The next weekend, I asked after the horse. “Dog food,” I was told.

Some of the conditions these horses face over the years have improved in spite of resistance from the carriage industry. Standards have risen. But the fundamental fact remains that forcing them to pull carriages through an urban environment is institutionalized cruelty.

In February 2020, I was appalled by the video of a carriage horse named Aisha collapsing. The images of panicked drivers mishandling her as they tried to drag her onto a trailer, causing her to flip over many times, were too familiar.

Aisha was euthanized at the stable. Representatives of the industry insist her case was unique. My memories are over 25 years old. However, even if the industry half-heartedly complies with common-sense reforms imposed by legislators, events like Aisha’s death are consistent with the mundane ugliness I remember.

Carriage rides remain seductive to customers because we derive enormous pleasure from horses.

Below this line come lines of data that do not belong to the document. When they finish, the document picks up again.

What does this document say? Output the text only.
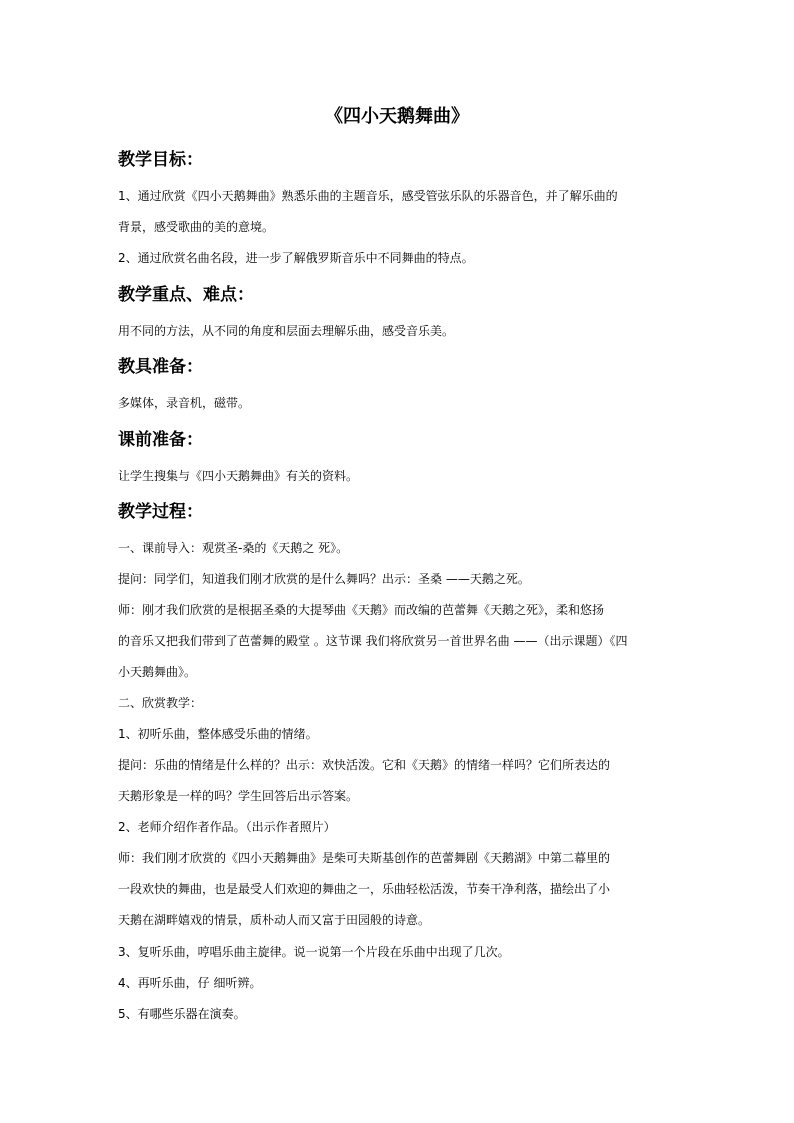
《四小天鹅舞曲》
教学目标：
1、通过欣赏《四小天鹅舞曲》熟悉乐曲的主题音乐，感受管弦乐队的乐器音色，并了解乐曲的
背景，感受歌曲的美的意境。
2、通过欣赏名曲名段，进一步了解俄罗斯音乐中不同舞曲的特点。
教学重点、难点：
用不同的方法，从不同的角度和层面去理解乐曲，感受音乐美。
教具准备：
多媒体，录音机，磁带。
课前准备：
让学生搜集与《四小天鹅舞曲》有关的资料。
教学过程：
一、课前导入：观赏圣-桑的《天鹅之 死》。
提问：同学们，知道我们刚才欣赏的是什么舞吗？出示：圣桑 ——天鹅之死。
师：刚才我们欣赏的是根据圣桑的大提琴曲《天鹅》而改编的芭蕾舞《天鹅之死》，柔和悠扬
的音乐又把我们带到了芭蕾舞的殿堂 。这节课 我们将欣赏另一首世界名曲 ——（出示课题）《四
小天鹅舞曲》。
二、欣赏教学：
1、初听乐曲，整体感受乐曲的情绪。
提问：乐曲的情绪是什么样的？出示：欢快活泼。它和《天鹅》的情绪一样吗？它们所表达的
天鹅形象是一样的吗？学生回答后出示答案。
2、老师介绍作者作品。（出示作者照片）
师：我们刚才欣赏的《四小天鹅舞曲》是柴可夫斯基创作的芭蕾舞剧《天鹅湖》中第二幕里的
一段欢快的舞曲，也是最受人们欢迎的舞曲之一，乐曲轻松活泼，节奏干净利落，描绘出了小
天鹅在湖畔嬉戏的情景，质朴动人而又富于田园般的诗意。
3、复听乐曲，哼唱乐曲主旋律。说一说第一个片段在乐曲中出现了几次。
4、再听乐曲，仔 细听辨。
5、有哪些乐器在演奏。
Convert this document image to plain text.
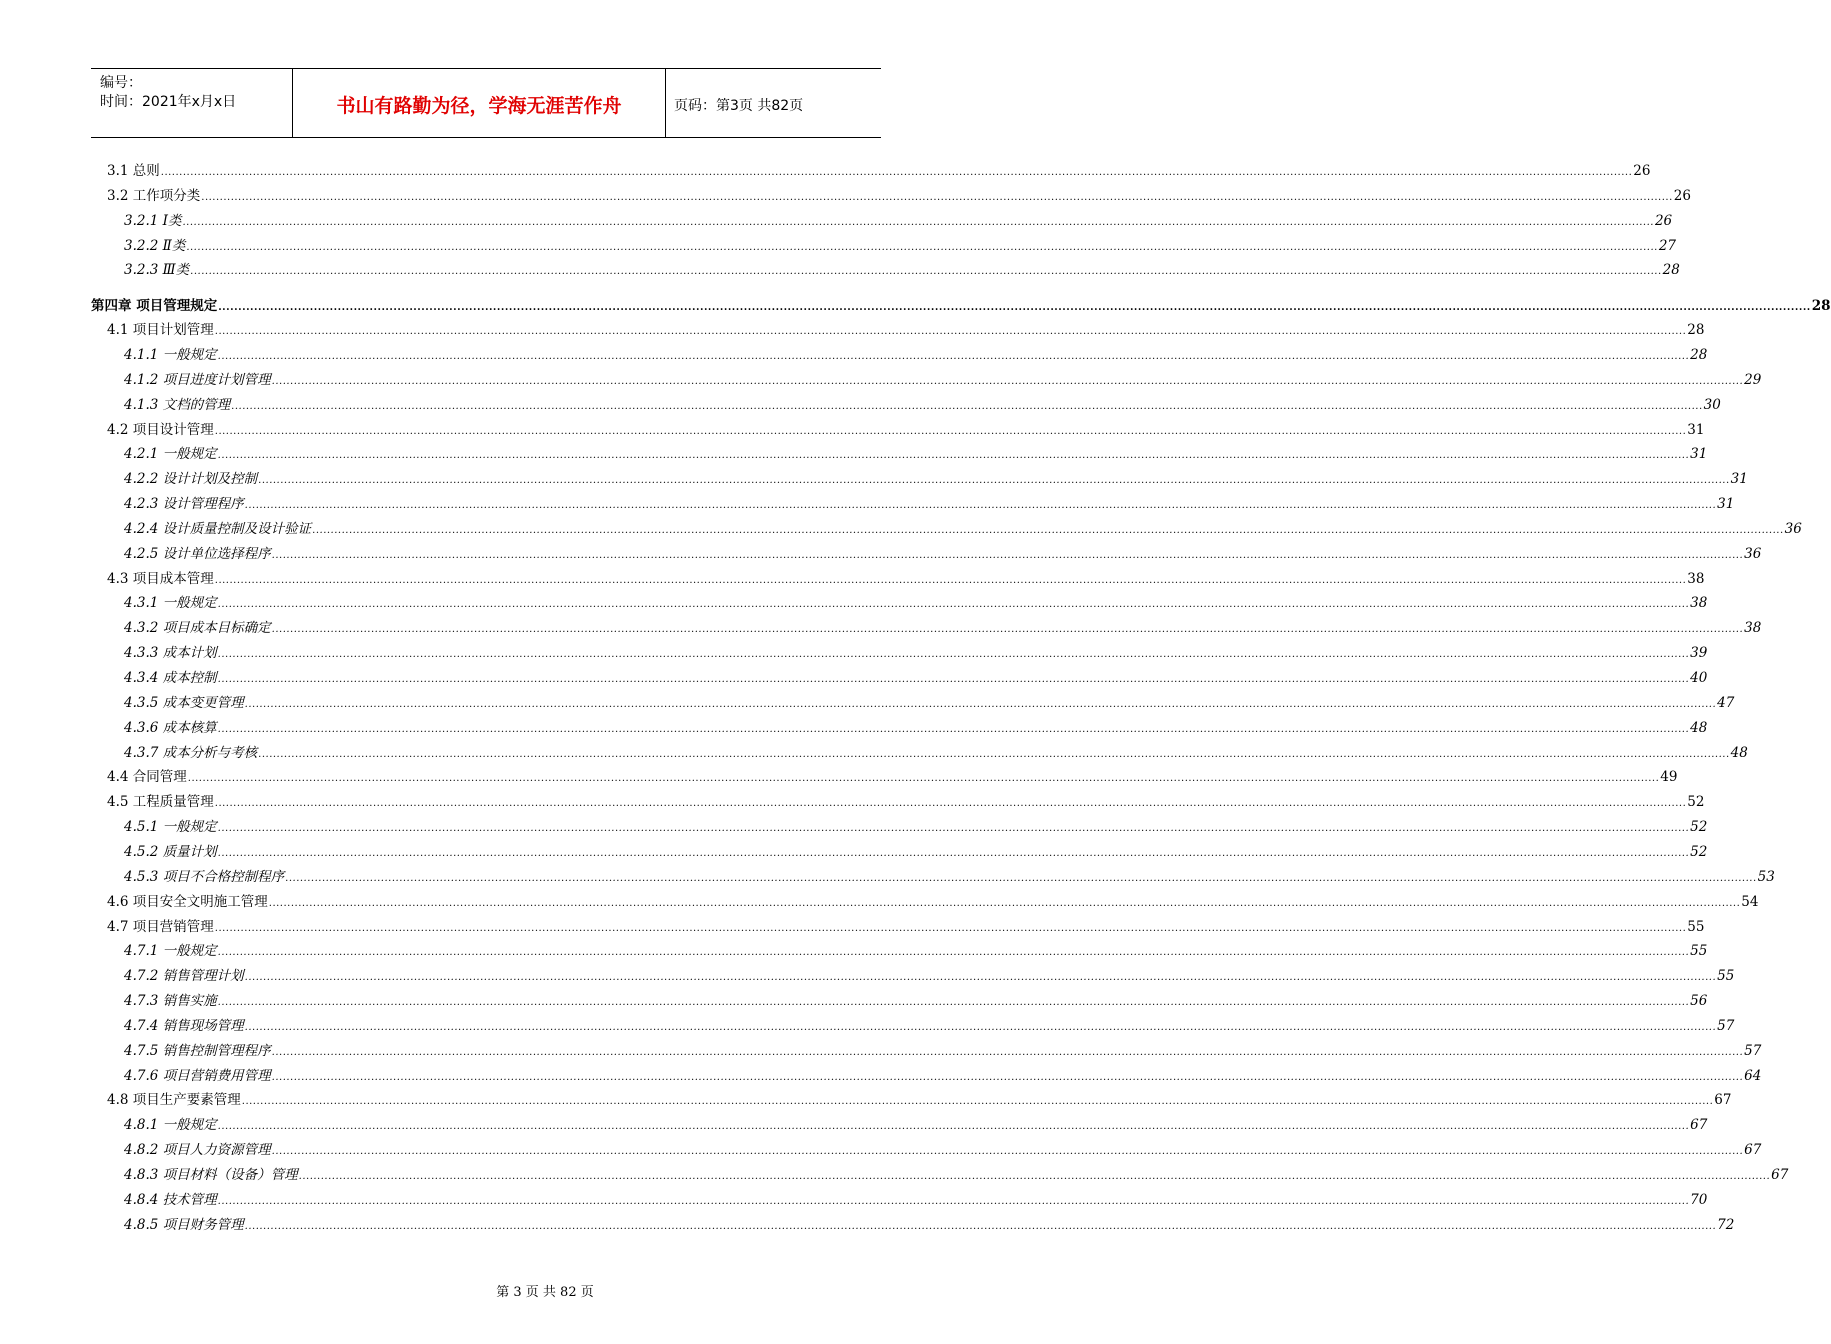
编号：
时间：2021年x月x日	书山有路勤为径，学海无涯苦作舟	页码：第3页 共82页
3.1 总则 ................................................................................................................................................................................................................................................................................................................................................................................................................ 26
3.2 工作项分类 ................................................................................................................................................................................................................................................................................................................................................................................................................ 26
3.2.1 Ⅰ类 ................................................................................................................................................................................................................................................................................................................................................................................................................ 26
3.2.2 Ⅱ类 ................................................................................................................................................................................................................................................................................................................................................................................................................ 27
3.2.3 Ⅲ类 ................................................................................................................................................................................................................................................................................................................................................................................................................ 28
第四章 项目管理规定 ................................................................................................................................................................................................................................................................................................................................................................................................................ 28
4.1 项目计划管理 ................................................................................................................................................................................................................................................................................................................................................................................................................ 28
4.1.1 一般规定 ................................................................................................................................................................................................................................................................................................................................................................................................................ 28
4.1.2 项目进度计划管理 ................................................................................................................................................................................................................................................................................................................................................................................................................ 29
4.1.3 文档的管理 ................................................................................................................................................................................................................................................................................................................................................................................................................ 30
4.2 项目设计管理 ................................................................................................................................................................................................................................................................................................................................................................................................................ 31
4.2.1 一般规定 ................................................................................................................................................................................................................................................................................................................................................................................................................ 31
4.2.2 设计计划及控制 ................................................................................................................................................................................................................................................................................................................................................................................................................ 31
4.2.3 设计管理程序 ................................................................................................................................................................................................................................................................................................................................................................................................................ 31
4.2.4 设计质量控制及设计验证 ................................................................................................................................................................................................................................................................................................................................................................................................................ 36
4.2.5 设计单位选择程序 ................................................................................................................................................................................................................................................................................................................................................................................................................ 36
4.3 项目成本管理 ................................................................................................................................................................................................................................................................................................................................................................................................................ 38
4.3.1 一般规定 ................................................................................................................................................................................................................................................................................................................................................................................................................ 38
4.3.2 项目成本目标确定 ................................................................................................................................................................................................................................................................................................................................................................................................................ 38
4.3.3 成本计划 ................................................................................................................................................................................................................................................................................................................................................................................................................ 39
4.3.4 成本控制 ................................................................................................................................................................................................................................................................................................................................................................................................................ 40
4.3.5 成本变更管理 ................................................................................................................................................................................................................................................................................................................................................................................................................ 47
4.3.6 成本核算 ................................................................................................................................................................................................................................................................................................................................................................................................................ 48
4.3.7 成本分析与考核 ................................................................................................................................................................................................................................................................................................................................................................................................................ 48
4.4 合同管理 ................................................................................................................................................................................................................................................................................................................................................................................................................ 49
4.5 工程质量管理 ................................................................................................................................................................................................................................................................................................................................................................................................................ 52
4.5.1 一般规定 ................................................................................................................................................................................................................................................................................................................................................................................................................ 52
4.5.2 质量计划 ................................................................................................................................................................................................................................................................................................................................................................................................................ 52
4.5.3 项目不合格控制程序 ................................................................................................................................................................................................................................................................................................................................................................................................................ 53
4.6 项目安全文明施工管理 ................................................................................................................................................................................................................................................................................................................................................................................................................ 54
4.7 项目营销管理 ................................................................................................................................................................................................................................................................................................................................................................................................................ 55
4.7.1 一般规定 ................................................................................................................................................................................................................................................................................................................................................................................................................ 55
4.7.2 销售管理计划 ................................................................................................................................................................................................................................................................................................................................................................................................................ 55
4.7.3 销售实施 ................................................................................................................................................................................................................................................................................................................................................................................................................ 56
4.7.4 销售现场管理 ................................................................................................................................................................................................................................................................................................................................................................................................................ 57
4.7.5 销售控制管理程序 ................................................................................................................................................................................................................................................................................................................................................................................................................ 57
4.7.6 项目营销费用管理 ................................................................................................................................................................................................................................................................................................................................................................................................................ 64
4.8 项目生产要素管理 ................................................................................................................................................................................................................................................................................................................................................................................................................ 67
4.8.1 一般规定 ................................................................................................................................................................................................................................................................................................................................................................................................................ 67
4.8.2 项目人力资源管理 ................................................................................................................................................................................................................................................................................................................................................................................................................ 67
4.8.3 项目材料（设备）管理 ................................................................................................................................................................................................................................................................................................................................................................................................................ 67
4.8.4 技术管理 ................................................................................................................................................................................................................................................................................................................................................................................................................ 70
4.8.5 项目财务管理 ................................................................................................................................................................................................................................................................................................................................................................................................................ 72
第 3 页 共 82 页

As a child, I learned that pleasure is not worth complicity in an animal’s misery. New York should also grow up by joining other major cities in banning this industry. On Jan. 1, it was seven full years since Mayor de Blasio pledged to ban the carriage industry on his first day in office. The mayor ought to finally keep his promise during his last year in office.

Smulewicz-Zucker teaches at Rutgers University.